Primo
assunto da cui partire è: non è vero che l’alta velocità porti sviluppo
in periferia. Anzi, ad arricchirsi sono i nodi ferroviari, come
dimostrano gli esempi lontani, ma simili, di Parigi e Tokyo:
In
effetti, nelle economie più sviluppate i treni ad alta velocità non
riescono a colmare i divari fra le regioni e, talvolta, li aggravano.
Migliori collegamenti rafforzano i vantaggi di una città ricca situata
nel punto centrale della rete: le ditte in regioni prosperose possono
raggiungere un’area più grande, finendo per danneggiare le prospettive
dei luoghi più poveri.
Anche in
Giappone, dove corre la linea ad alta velocità di maggior successo
commerciale, Tokyo continua a crescere più rapidamente di Osaka.
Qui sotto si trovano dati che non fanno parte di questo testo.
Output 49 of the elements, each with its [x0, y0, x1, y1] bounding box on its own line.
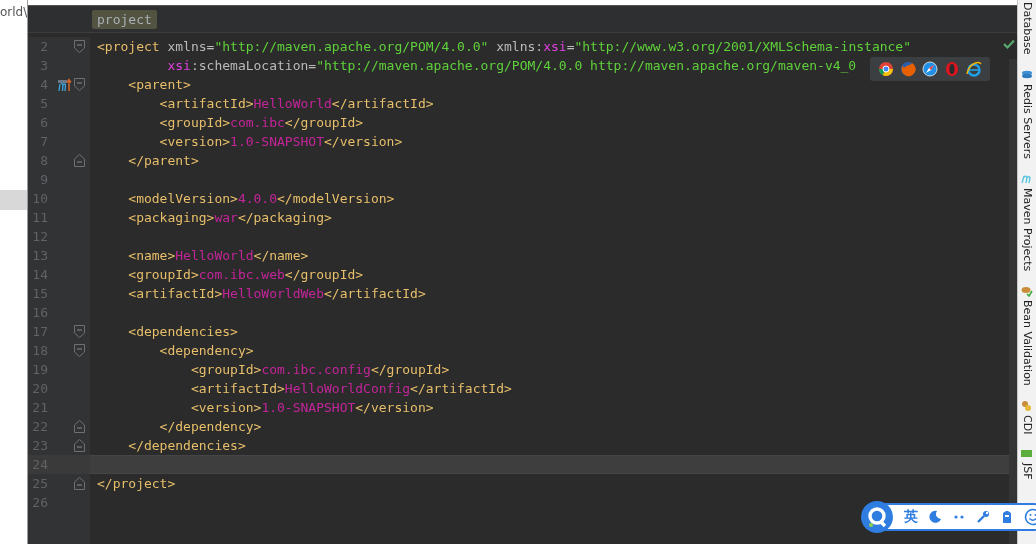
code-line: <groupId>com.ibc.config</groupId>	[189, 362, 450, 377]
code-line: <project xmlns="http://maven.apache.org/POM/4.0.0" xmlns:xsi="http://www.w3.org/2001/XMLSchema-instance"	[97, 39, 911, 54]
code-line: <dependency>	[158, 343, 254, 358]
fold-end-icon[interactable]	[74, 439, 85, 452]
maven-parent-icon[interactable]	[58, 77, 72, 92]
code-line: <modelVersion>4.0.0</modelVersion>	[127, 191, 395, 206]
browser-icon[interactable]	[966, 61, 982, 77]
fold-end-icon[interactable]	[74, 477, 85, 490]
code-line: <artifactId>HelloWorld</artifactId>	[158, 96, 434, 111]
browser-icon[interactable]	[922, 61, 938, 77]
code-line: <groupId>com.ibc</groupId>	[158, 115, 364, 130]
code-line: </project>	[97, 476, 176, 491]
breadcrumb-item[interactable]: project	[92, 9, 157, 29]
check-icon	[1003, 39, 1015, 49]
tool-window-button[interactable]: Bean Validation	[1018, 284, 1036, 386]
fold-start-icon[interactable]	[74, 325, 85, 338]
code-line: <version>1.0-SNAPSHOT</version>	[189, 400, 434, 415]
m-logo-icon	[1021, 172, 1033, 185]
code-line: </dependency>	[158, 419, 262, 434]
tool-window-button[interactable]: Maven Projects	[1018, 172, 1036, 271]
fold-start-icon[interactable]	[74, 40, 85, 53]
bean-check-icon	[1021, 284, 1033, 297]
moon-icon[interactable]	[928, 510, 942, 524]
code-line: <artifactId>HelloWorldConfig</artifactId>	[189, 381, 512, 396]
tool-window-button[interactable]: CDI	[1018, 399, 1036, 435]
path-text: orld\	[0, 5, 27, 19]
code-line: <parent>	[127, 77, 191, 92]
fold-start-icon[interactable]	[74, 78, 85, 91]
tool-window-button[interactable]: JSF	[1018, 448, 1036, 480]
browser-icon[interactable]	[878, 61, 894, 77]
tool-window-button[interactable]: Redis Servers	[1018, 68, 1036, 159]
code-line: </parent>	[127, 153, 199, 168]
code-line: <artifactId>HelloWorldWeb</artifactId>	[127, 286, 426, 301]
code-line: </dependencies>	[127, 438, 246, 453]
tool-window-button[interactable]: Database	[1018, 2, 1036, 55]
code-line: <packaging>war</packaging>	[127, 210, 332, 225]
code-line: xsi:schemaLocation="http://maven.apache.org/POM/4.0.0 http://maven.apache.org/maven-v4_0	[166, 58, 857, 73]
fold-end-icon[interactable]	[74, 154, 85, 167]
code-line: <dependencies>	[127, 324, 238, 339]
beans-icon	[1021, 399, 1033, 412]
layers-icon	[1021, 68, 1033, 81]
wrench-icon[interactable]	[976, 510, 990, 524]
code-line: <name>HelloWorld</name>	[127, 248, 309, 263]
input-mode-toggle[interactable]: 英	[904, 508, 918, 526]
code-line: <version>1.0-SNAPSHOT</version>	[158, 134, 403, 149]
fold-end-icon[interactable]	[74, 420, 85, 433]
fold-start-icon[interactable]	[74, 344, 85, 357]
code-line: <groupId>com.ibc.web</groupId>	[127, 267, 364, 282]
ime-logo-icon[interactable]	[860, 500, 894, 534]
Le
nuove linee ferroviarie spagnole hanno ingrossato le imprese di Madrid a
discapito di quelle di Siviglia. La tendenza in Francia è quella di
trasferire le sedi centrali a Parigi a svantaggio di altre località.
Per
non parlare del danno incalcolabile che viene portato alle zone che
vengono saltate dalla TAV in nome di una maggiore rapidità di
collegamenti:
Anche se qualche città
ne trae benefici, i restanti luoghi al di là della rete ferroviaria ne
soffrono: la velocità è raggiunta parzialmente, al costo di ridurre le
fermate, cosicché aree già ben servite dai servizi esistenti si trovano
nuove linee che le escludono. Zone della Gran Bretagna, per esempio,
temono che una nuova cerniera di ferrovia creerà città di secondo
livello fornite da un minor numero di treni più lenti.
Inoltre,
se il circolo delle merci lungo l’Alta Velocità ferroviaria potrebbe
non portare grandi vantaggi economici globali, il servizio dato ai
viaggiatori risulta in media troppo gravoso e poco concorrenziale. In
pratica, conclude l’Economist, si finisce per far viaggiare dei treni
passeggeri vuoti, pagati dalle tasche dei contribuenti e dove solo pochi
ricchi possono accedervi (per risparmiare i soldi dell’aereo). Una prospettiva non proprio edificante.
Infine,
il giornale britannico getta la maschera ed assume il viso del No Tav
più militante: la soluzione più razionale sarebbe lo sviluppo delle reti
già esistenti. E fa davvero impressione leggere argomenti – solitamente
bollati come retorica Nimby dalla stampa nostrana – in bocca da uno dei
più osannati giornali liberal mondiali:
Allo
stato attuale, per la maggior parte dei posti, i benefici marginali di
queste fantastiche conquiste dell’ingegneria, tradotti in termini di
tempi di percorrenza ridotti, vengono soppressi dai costi elevati. E i
costi di finanziamento riducono i fondi che potrebbero essere
disponibili per schemi più semplici, ma più efficienti.
L’aggiornamento
delle linee esistenti, delle reti più lente, soprattutto nei paesi più
piccoli, spesso ha maggior senso. La capacità può essere aumentata con
treni più lunghi e piattaforme estese. Alcune spaziose carrozze di prima
classe possono essere convertite in quelle più compresse di seconda
classe; una politica dei prezzi può razionare la domanda più
efficacemente nelle ore di punta. Un sistema segnaletico migliore può
aumentare la velocità media dei viaggi. I treni non ad alta velocità in
Gran Bretagna, ad esempio, sono già più veloci degli equivalenti di
molti altri paesi. Alcuni treni che attualmente viaggiano a 125 miglia
all’ora potrebbero andare più veloci se la segnaletica venisse
aggiornata – probabilmente per i politici è più allettante inaugurare un
nuovo futuristico servizio che togliere la copertura ad un nuovo
pannello di segnaletica!
Davvero una serie di argomenti su cui molti pro-Tav dovrebbero riflettere bene.